The standard Kalman filter is designed mainly for use in linear systems, however, versions of this estimation process have been developed for nonlinear systems, including the extended Kalman filter and the unscented Kalman filter. Since many real-world systems cannot be described by linear models, these nonlinear estimation techniques play a large role in numerous real-world applications.
While the standard Kalman filter is a powerful estimation tool, its algorithms begin to break down when the system being estimated is nonlinear. Fortunately, a version of the standard Kalman filter, known as the extended Kalman filter (EKF), has been extended to nonlinear systems and relies on linearization in estimating these nonlinear systems. Linearization operates on the principle that at a small section around a selected operating point a nonlinear function can be approximated as a linear function. This linearized function can be derived from the nonlinear function using the first-order terms in a Taylor series expansion shown in Equation \ref{nfk:le}.
\begin{equation}\label{nfk:le} \boldsymbol{g}(x) \approx \boldsymbol{g}(a) + \frac{\partial\boldsymbol{g(x)}}{\partial\boldsymbol{x}}\Bigg|_{x = a}(x-a)\end{equation}
Using this method of linearization, an EKF will follow the same propagate and update process as the standard Kalman filter, but with a few modifications to the standard equations. During the propagate step, rather than using Equation 5 in Section 2.8, the state vector is instead estimated by evaluating the nonlinear system model equations at the most recent state estimate as shown in Equation \ref{nkf:sp}. Additionally, in the state covariance matrix propagation, the state transition matrix, $\Phi$, is replaced with a matrix $F$, which is a Jacobian matrix containing the first-order partial derivatives of the nonlinear system model equations.

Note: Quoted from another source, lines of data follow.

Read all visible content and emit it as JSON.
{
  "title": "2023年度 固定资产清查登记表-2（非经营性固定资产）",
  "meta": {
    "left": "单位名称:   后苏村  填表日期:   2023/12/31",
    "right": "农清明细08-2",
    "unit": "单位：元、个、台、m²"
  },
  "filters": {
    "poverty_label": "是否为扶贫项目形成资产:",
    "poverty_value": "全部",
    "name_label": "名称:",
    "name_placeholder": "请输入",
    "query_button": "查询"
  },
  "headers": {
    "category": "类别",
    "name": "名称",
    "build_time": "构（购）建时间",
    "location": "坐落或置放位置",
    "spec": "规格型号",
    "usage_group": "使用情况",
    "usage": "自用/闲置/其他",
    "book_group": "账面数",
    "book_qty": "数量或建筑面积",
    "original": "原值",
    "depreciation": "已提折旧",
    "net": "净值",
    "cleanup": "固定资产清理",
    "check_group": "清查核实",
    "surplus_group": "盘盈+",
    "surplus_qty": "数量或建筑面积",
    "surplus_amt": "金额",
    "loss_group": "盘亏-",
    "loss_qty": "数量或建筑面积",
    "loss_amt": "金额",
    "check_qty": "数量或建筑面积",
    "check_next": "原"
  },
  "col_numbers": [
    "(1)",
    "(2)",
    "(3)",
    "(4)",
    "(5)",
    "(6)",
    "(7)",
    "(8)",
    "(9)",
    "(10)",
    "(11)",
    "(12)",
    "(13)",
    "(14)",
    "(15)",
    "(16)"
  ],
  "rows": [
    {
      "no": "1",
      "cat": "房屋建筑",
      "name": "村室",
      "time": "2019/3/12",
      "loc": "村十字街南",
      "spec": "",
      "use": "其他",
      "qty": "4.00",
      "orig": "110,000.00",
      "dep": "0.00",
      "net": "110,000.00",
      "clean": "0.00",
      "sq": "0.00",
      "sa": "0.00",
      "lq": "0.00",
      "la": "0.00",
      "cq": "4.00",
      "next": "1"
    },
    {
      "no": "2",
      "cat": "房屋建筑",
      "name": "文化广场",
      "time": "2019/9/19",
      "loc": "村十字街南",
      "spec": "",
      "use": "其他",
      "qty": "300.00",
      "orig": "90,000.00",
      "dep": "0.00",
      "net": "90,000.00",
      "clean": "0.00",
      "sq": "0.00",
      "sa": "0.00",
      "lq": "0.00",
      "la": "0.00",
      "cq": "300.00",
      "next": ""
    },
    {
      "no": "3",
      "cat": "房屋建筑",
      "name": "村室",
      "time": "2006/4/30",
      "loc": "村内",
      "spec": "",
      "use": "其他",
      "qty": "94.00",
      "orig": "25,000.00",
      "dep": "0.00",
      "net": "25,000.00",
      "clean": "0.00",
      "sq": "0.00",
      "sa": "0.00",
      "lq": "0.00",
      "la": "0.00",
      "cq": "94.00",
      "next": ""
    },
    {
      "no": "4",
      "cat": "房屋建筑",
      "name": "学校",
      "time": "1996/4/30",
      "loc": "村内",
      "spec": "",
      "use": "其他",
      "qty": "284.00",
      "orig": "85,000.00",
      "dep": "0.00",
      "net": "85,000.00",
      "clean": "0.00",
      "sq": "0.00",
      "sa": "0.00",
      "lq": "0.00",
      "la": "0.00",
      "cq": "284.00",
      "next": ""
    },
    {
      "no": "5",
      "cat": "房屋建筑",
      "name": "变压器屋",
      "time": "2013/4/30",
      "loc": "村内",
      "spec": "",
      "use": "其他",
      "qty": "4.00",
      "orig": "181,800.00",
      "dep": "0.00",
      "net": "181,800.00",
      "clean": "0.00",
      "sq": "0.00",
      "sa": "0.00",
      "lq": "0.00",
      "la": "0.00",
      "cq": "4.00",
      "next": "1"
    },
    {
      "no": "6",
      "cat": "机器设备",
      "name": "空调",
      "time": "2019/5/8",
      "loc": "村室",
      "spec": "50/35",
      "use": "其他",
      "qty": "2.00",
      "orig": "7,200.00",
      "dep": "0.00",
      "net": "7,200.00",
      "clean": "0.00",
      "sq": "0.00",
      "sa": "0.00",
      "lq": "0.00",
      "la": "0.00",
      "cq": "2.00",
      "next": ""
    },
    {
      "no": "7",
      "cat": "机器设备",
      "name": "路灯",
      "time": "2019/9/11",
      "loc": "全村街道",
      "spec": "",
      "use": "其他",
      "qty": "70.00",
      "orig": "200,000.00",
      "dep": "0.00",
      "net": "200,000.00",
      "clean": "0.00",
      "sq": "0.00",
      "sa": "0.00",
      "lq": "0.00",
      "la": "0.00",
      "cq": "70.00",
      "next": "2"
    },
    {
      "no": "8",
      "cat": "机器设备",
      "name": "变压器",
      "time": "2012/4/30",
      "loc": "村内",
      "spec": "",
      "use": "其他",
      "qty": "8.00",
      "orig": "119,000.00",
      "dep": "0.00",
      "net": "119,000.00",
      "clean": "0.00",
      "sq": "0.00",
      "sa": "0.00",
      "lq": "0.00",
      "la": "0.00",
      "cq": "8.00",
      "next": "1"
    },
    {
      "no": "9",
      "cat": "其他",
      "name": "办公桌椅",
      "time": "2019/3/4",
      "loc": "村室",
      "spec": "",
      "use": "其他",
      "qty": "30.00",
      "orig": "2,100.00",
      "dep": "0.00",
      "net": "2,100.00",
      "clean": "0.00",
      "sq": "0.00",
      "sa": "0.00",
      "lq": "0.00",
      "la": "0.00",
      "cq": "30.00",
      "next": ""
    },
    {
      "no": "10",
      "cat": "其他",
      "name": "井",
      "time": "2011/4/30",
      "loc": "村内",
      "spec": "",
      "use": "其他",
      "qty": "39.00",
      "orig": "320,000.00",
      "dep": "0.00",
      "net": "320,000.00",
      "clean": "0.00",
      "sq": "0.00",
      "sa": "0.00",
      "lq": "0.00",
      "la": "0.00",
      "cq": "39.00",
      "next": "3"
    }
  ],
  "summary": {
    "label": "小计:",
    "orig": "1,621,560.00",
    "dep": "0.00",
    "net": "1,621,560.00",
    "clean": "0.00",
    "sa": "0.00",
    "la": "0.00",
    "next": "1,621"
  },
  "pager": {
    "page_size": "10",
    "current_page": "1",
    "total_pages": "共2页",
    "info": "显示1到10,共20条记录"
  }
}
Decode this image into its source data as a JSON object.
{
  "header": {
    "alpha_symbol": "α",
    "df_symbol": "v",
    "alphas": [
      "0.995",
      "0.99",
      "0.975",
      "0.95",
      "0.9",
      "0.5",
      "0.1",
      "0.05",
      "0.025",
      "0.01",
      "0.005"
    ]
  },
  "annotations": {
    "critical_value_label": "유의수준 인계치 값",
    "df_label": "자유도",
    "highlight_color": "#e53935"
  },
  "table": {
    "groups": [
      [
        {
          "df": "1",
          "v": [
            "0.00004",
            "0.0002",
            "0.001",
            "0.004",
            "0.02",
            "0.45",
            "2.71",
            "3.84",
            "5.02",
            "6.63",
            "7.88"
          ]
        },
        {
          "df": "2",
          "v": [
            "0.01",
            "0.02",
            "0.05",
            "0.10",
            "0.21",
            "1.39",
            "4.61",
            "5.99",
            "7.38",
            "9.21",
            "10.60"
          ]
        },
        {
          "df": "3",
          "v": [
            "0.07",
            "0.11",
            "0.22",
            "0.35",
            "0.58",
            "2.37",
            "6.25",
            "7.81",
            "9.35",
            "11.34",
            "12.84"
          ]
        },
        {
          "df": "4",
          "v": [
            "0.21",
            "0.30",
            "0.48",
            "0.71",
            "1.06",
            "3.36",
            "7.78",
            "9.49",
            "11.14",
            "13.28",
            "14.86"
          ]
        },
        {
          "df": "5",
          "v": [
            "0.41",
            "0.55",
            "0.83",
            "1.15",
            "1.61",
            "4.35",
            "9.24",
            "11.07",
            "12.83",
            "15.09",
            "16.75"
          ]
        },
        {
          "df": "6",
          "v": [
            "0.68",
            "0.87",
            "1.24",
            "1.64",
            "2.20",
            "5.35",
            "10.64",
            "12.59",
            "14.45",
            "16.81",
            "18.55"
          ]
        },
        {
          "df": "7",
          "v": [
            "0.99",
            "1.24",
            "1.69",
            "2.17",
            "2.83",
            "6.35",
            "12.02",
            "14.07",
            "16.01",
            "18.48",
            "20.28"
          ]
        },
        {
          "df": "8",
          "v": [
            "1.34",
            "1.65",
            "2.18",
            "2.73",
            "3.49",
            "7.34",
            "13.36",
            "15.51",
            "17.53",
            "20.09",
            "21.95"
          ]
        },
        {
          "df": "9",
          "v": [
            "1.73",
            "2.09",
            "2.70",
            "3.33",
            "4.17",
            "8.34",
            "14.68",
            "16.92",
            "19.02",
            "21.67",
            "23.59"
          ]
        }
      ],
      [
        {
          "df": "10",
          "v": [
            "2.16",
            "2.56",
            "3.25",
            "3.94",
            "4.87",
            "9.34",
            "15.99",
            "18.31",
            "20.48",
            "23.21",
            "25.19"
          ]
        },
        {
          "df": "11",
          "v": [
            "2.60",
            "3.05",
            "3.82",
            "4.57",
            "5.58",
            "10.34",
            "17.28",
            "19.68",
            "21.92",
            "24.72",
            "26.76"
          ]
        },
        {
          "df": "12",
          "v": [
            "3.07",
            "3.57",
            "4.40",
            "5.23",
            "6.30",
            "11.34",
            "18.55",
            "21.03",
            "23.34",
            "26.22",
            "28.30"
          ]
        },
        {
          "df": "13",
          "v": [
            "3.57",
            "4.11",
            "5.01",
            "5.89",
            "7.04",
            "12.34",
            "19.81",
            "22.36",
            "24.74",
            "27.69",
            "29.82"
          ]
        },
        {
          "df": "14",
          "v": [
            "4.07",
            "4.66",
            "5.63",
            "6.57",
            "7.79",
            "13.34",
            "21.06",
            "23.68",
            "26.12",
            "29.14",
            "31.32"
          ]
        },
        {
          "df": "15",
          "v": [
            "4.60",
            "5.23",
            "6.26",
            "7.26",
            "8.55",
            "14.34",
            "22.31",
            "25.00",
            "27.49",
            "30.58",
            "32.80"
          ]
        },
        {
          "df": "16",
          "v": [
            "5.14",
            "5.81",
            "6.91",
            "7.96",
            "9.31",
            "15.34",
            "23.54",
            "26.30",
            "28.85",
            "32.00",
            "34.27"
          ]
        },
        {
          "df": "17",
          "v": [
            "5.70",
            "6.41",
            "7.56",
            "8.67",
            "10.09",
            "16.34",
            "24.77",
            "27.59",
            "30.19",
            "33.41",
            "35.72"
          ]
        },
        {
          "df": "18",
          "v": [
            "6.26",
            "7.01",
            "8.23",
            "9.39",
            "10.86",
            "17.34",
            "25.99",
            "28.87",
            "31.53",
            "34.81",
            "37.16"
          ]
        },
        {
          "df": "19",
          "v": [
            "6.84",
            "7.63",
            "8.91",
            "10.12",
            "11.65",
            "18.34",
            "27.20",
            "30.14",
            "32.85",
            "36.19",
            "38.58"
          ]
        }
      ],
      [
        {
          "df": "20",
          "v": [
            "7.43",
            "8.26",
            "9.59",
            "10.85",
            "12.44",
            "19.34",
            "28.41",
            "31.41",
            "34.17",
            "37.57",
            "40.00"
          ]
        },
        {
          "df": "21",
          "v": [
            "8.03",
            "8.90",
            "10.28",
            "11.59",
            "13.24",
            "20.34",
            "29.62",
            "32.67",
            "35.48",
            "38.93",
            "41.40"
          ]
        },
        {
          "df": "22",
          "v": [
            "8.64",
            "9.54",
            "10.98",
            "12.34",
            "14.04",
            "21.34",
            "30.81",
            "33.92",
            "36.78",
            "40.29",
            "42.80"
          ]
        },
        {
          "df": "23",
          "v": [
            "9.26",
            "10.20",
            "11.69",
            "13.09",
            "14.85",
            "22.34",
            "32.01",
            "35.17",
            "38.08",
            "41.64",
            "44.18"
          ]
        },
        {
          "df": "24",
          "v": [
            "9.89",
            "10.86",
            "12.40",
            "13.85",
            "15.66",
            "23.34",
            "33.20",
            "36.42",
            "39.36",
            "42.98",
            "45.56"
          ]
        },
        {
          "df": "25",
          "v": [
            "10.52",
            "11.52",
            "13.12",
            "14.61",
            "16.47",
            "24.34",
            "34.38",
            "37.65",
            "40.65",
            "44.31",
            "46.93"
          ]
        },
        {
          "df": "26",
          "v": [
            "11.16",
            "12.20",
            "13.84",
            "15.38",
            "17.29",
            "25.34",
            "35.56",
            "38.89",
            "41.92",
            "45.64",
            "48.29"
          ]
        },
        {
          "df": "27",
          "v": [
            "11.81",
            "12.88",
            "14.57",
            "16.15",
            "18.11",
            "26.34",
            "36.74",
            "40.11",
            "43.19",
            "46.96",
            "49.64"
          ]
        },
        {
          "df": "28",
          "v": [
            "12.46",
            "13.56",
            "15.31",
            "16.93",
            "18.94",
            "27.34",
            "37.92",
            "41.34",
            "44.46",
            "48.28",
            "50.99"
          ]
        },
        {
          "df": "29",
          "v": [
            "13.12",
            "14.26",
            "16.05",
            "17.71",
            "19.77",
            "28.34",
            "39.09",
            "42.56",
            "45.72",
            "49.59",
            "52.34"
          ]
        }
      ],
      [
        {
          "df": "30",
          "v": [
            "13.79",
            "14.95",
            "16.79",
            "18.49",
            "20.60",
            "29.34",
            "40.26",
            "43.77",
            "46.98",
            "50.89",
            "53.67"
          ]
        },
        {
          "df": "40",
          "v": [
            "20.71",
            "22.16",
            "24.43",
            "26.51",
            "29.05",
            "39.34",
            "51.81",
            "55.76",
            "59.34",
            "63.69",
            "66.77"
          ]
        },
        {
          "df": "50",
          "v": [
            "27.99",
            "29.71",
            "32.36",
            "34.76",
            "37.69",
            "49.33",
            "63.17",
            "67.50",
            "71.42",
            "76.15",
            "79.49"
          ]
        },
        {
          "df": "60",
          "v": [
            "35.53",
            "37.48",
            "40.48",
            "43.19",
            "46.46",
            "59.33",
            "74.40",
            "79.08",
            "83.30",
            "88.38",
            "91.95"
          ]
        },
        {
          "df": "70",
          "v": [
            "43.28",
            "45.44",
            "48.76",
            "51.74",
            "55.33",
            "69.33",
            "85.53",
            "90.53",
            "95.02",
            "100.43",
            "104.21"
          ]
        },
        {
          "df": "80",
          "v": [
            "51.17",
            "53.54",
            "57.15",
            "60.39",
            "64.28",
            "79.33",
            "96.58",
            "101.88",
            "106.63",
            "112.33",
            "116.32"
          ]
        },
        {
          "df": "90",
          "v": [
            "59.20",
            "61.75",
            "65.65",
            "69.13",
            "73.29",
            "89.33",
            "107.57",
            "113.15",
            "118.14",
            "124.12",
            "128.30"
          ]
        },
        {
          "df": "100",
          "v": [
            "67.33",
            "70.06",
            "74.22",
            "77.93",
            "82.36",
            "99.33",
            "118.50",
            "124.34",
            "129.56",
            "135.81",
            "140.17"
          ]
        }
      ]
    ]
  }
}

\begin{equation} \label{nkf:sp} \boldsymbol{x}_{k+1} = f(\boldsymbol{x}_k,\boldsymbol{u}_k) \quad\quad\quad F = \frac{\partial\boldsymbol{f}}{\partial\boldsymbol{x}}\Bigg|_{\hat{\boldsymbol{x}}}\end{equation}
In the update step, the expected measurement vector is derived using the nonlinear measurement model equations, evaluated at the most recent state estimate as provided in Equation \ref{nkf:mu}. The measurement model matrix in each of the update equations is also replaced with the $H$ Jacobian matrix containing the first-order partial derivatives of the nonlinear measurement model equations.
\begin{equation}\label{nkf:mu} \boldsymbol{y}_{k} = h(\boldsymbol{x}_k) \quad\quad\quad\quad\quad\quad H = \frac{\partial\boldsymbol{h}}{\partial\boldsymbol{x}}\Bigg|_{\hat{\boldsymbol{x}}}\end{equation}
Though the EKF can be a powerful tool in estimating states in a nonlinear system, there are some limitations of its use. An EKF is designed in such a way to optimally update the state vector and state covariance matrix, assuming that the state covariance matrix is within the linear region of the linearization. However, if the uncertainties in the state covariance matrix grow to be larger than the size of this linear region, then the state covariance matrix can no longer accurately reflect the actual error in the system and divergence can occur. Typically, an EKF is best suited for applications with enough measurements to keep state uncertainties relatively low.
While the EKF works well for a majority of nonlinear systems, there are some cases where an EKF is not well suited, such as if the system is very nonlinear or poorly observable. In these particular systems, the unscented Kalman filter (UKF) can provide a more reliable estimation. Most navigation systems do not fall in this category, but the UKF is still seen in some systems.
The UKF estimates a nonlinear system by carefully selecting a number of points, known as sigma points, that adequately describe the state vector and associated uncertainty. These sigma points are then propagated through the nonlinear equations to estimate the next state vector and related uncertainty.
Though this estimation process is not as prone to divergence, a UKF does require quite a bit of computational efficiency to calculate the sigma points and propagate them through the nonlinear system. This is especially true for systems that have a large state vector, requiring large numbers of sigma points to be calculated and propagated.